Urlaubspläne 2003 Urlaubspläne 2003: Kasse oft schon vor dem Urlaub leer
Roßlau/MZ. - Am Mittwoch ist in Sachsen-Anhalt der letzte Schultag. In den nächsten Tagen werden viele Familien ihre jährliche Urlaubsreise antreten. Die MZ erkundigte sich in der Roßlauer Hauptstraße, auf dem Schillerplatz und auf dem Luchplatz nach Urlaubsplänen und erhielt überraschende Auskünfte:
"Wir machen auch in diesem Jahr keinen Urlaub", sagte Jutta Straßer (49) aus Meinsdorf. Am eigenen Haus sei immer etwas zu tun. Aber mehr noch als die Zeit sei das Geld knapp, bekennt die Mutter von zwei Töchtern. "Seit wir den Euro haben, sind doch die Preise so gestiegen", nennt sie als eine der Ursachen. "Eine Tochter geht noch zur Schule, die andere fängt jetzt eine Lehre an. Und ich bin seit zehn Jahren arbeitslos - da wird sich wohl auch in Zukunft nichts mehr dran ändern", schildert Jutta Straßer die Situation.
"Wann wir das vorige Mal im Urlaub waren? Das ist schon Jahre her, da waren wir bei Potsdam", kann sie sich nur vage erinnern. Die nächsten Jahre werde eine Urlaubsreise für die Familie eher noch unwahrscheinlicher. "2005 wird die Kohlenstraße ausgebaut, in der wir wohnen.
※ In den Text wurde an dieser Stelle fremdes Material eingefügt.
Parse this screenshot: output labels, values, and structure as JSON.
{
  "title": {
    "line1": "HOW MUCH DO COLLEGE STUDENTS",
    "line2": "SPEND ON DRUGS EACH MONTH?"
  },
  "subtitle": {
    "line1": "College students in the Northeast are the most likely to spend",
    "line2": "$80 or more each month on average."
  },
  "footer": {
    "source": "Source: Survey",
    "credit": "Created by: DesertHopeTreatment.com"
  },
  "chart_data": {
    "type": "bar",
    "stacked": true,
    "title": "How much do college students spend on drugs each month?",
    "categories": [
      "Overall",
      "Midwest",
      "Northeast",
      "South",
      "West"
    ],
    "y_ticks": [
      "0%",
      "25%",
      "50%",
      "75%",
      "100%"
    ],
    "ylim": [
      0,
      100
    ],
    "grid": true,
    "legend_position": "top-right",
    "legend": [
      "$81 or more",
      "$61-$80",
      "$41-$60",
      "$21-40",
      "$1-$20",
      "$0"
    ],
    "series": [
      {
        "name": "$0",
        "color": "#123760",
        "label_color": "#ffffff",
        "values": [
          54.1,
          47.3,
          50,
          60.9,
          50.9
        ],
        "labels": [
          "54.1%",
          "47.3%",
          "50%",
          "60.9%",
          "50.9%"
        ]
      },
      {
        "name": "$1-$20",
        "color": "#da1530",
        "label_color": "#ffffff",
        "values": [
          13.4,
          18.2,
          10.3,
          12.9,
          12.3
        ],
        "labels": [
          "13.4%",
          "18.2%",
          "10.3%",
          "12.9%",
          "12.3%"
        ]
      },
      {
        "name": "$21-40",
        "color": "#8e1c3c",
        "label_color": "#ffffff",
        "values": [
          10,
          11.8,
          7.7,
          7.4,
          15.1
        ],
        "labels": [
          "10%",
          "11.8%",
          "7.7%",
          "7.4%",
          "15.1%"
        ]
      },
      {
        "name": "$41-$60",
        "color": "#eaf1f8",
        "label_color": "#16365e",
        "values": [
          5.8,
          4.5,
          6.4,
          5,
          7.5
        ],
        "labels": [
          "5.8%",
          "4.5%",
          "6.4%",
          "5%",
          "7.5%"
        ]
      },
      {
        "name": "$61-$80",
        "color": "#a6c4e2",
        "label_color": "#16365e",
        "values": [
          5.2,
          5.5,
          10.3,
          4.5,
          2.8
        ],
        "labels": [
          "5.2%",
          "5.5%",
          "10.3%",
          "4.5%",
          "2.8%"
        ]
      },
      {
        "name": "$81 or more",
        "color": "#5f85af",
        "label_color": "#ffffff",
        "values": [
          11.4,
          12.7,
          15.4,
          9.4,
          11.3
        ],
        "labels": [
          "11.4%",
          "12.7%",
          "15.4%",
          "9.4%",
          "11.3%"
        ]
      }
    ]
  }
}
Meine Mutter hat für ihr Haus in Meinsdorf einen Ausbaubeitrag von 11 000 Euro bezahlt. Da können wir uns ja ausrechnen, was auf uns zukommt", äußert Jutta Straßer. "Ich meine - auf dieser Straße fährt doch jeder. Warum sollen dafür nur die wenigen Anwohner bezahlen?", fragt die Mutter verständnislos.
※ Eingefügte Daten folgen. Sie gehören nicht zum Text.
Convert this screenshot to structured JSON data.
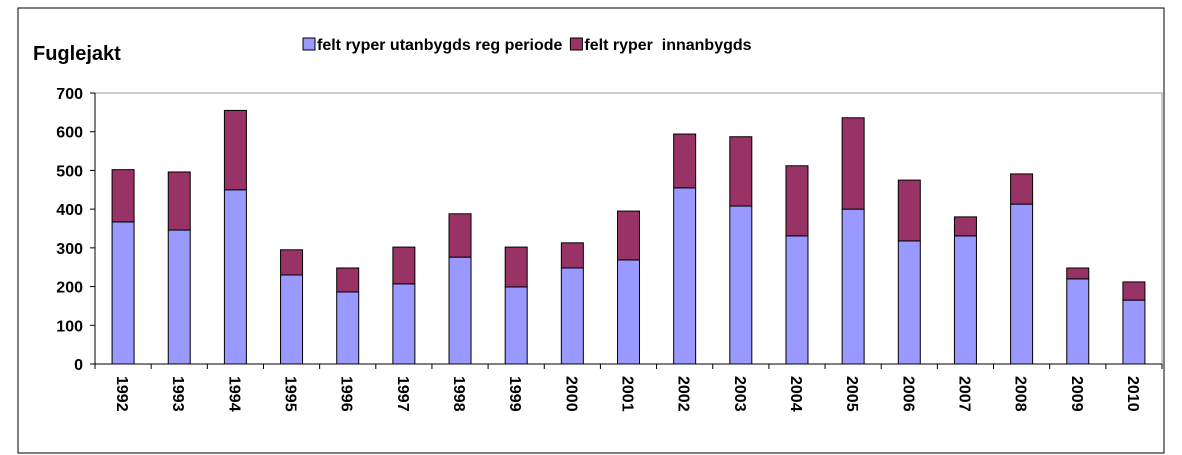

Ähnlich sieht es in diesem Jahr bei Familie Hardiehs aus. "Für uns ist in diesem Jahr der Urlaub passé", bedauert Anita Hardiehs. Der Grund ist nicht allein, dass die 59-jährige seit 1993 arbeitslos ist. "Die Magazinstraße wurde doch ausgebaut. Da haben wir für den Abwasseranschluss für unser Haus 3 800 Euro bezahlt. Jetzt kommen als Straßenausbaubeitrag nochmal 4 995 Euro hinzu. Im vorigen Jahr verbrachte das Ehepaar eine Woche an der Ostsee, aber selbst das sei angesichts der horrenden Ausgaben in diesem Jahr nicht möglich. "Die Magazinstraße wird doch von allen genutzt. Da sehe ich nicht ein, warum nur die wenigen Hausbesitzer die Bauarbeiten bezahlen müssen", kann auch Anita Hardiehs die städtischen Forderungen nicht verstehen.
Petra Boas (42), Verkäuferin in der Bäckerei Meiling in der Hauptstraße, wird am 30. August mit ihrem Mann den Flieger in die Türkei besteigen. Eine Woche wollen sie dort Sonne, Meer und Strand genießen. Trotz der Nachrichten über Terroranschläge in der letzten Zeit hat das Ehepaar in diesem Jahr die Türkei als Ziel gewählt, während die Familie ihren Urlaub im vorigen Jahr an der Ostsee verbracht hat. "Wenn etwas passieren soll, passiert es sowieso, egal ob im Ausland oder hier zu Hause", ist die Mutter einer achtjährigen Tochter überzeugt.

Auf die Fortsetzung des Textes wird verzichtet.